Much of North American enjoyed a total eclipse of the sun on Monday. This week, we'll look at NASA data about the eclipse, calculating who got to enjoy totality, and for how long.

BW #61: Solar eclipse

Some of the biggest news to come out of North America this week was the total eclipse of the sun, which took place on Monday. Although I didn't see it myself, I saw lots of photos from friends and family in the United States. Plus, one of the students in the corporate training I'm doing this week went outside to see the eclipse, and shared his view with us via his computer's camera.

I discovered that there will be a partial solar eclipse in Israel in 2027. And the next total solar eclipse? It'll take place after the year 2200, which means I'm unlikely to get to enjoy it. Oh, well.

This week, we'll look at data that NASA has collected about the eclipse that took place on Monday. We'll figure out where they saw a total eclipse, how long totality lasted, and even create plots that'll show us where the eclipse was most clearly visible.

Data and seven questions

This week's data comes from NASA's 2024 Eclipse page:

https://svs.gsfc.nasa.gov/5073

We'll first look at the JSON file with information about US cities, and when they can expect to see the eclipse in various forms:

https://svs.gsfc.nasa.gov/vis/a000000/a005000/a005073/cities-eclipse-2024.json

The NASA page has a data dictionary of sorts -- but as we'll see, it's not as useful as we might have hoped.

Learning goals for this week include working with JSON, manipulating data frames with arrays (lists) of data, working with dates and times, using the new case_when syntax, and plotting.

Here are my seven questions and tasks for this week:

  • Load the cities data into a data frame.

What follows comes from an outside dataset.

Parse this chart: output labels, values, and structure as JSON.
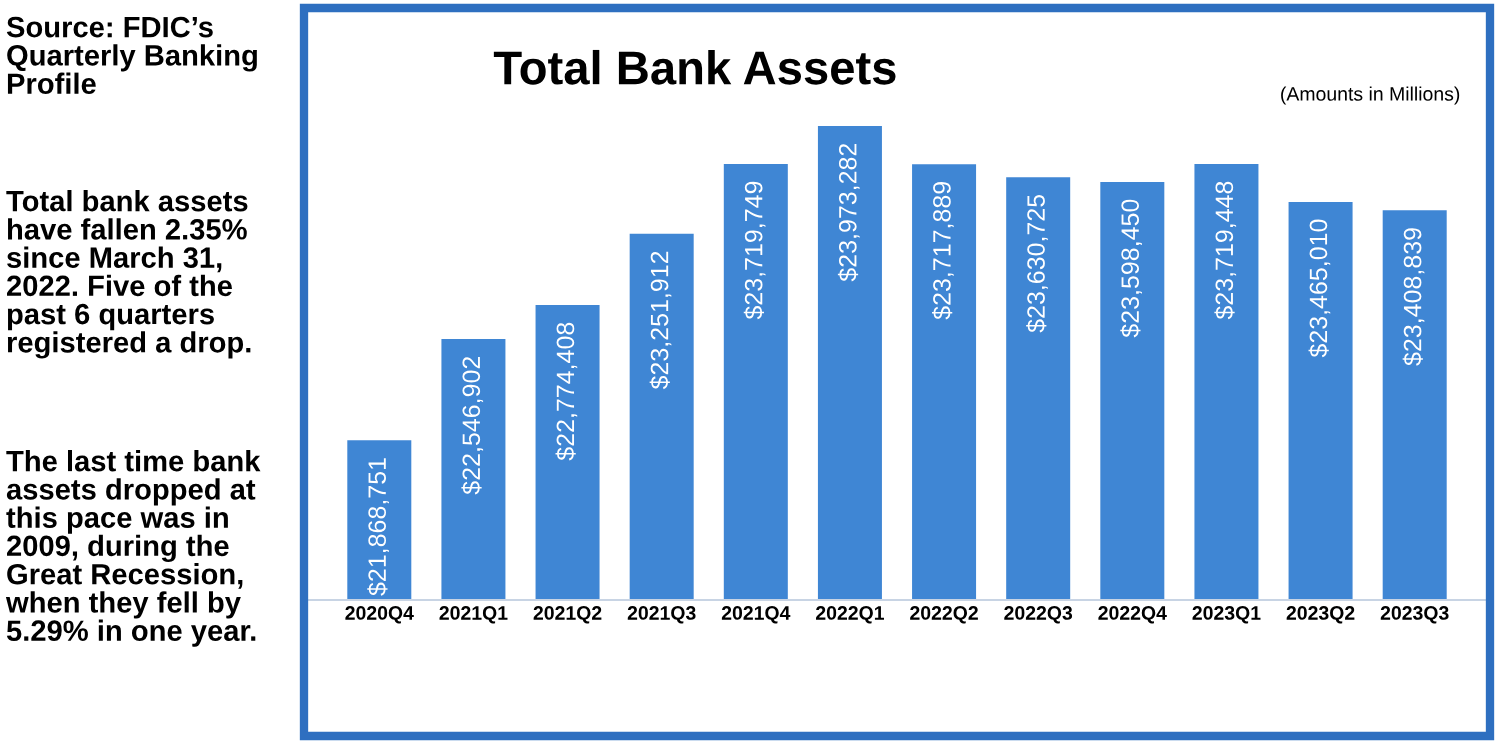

Replace the ECLIPSE column, which contains a list of times, with six datetime values. The date for all should be April 8th, 2024.
  • According to the NASA documentation, the ECLIPSE column contains an array of five values, and says that they represent the start of the eclipse, 50% coverage, 100% coverage, 50% coverage, and the end of the eclipse. (Note that "100% coverage" doesn't mean totality; rather, it means the maximum coverage for a given location.) However, this column sometimes contains five values, and sometimes contains six. Without peeking at the next questions, what is your best guess/interpretation regarding these values? What do you think about the structure of this data?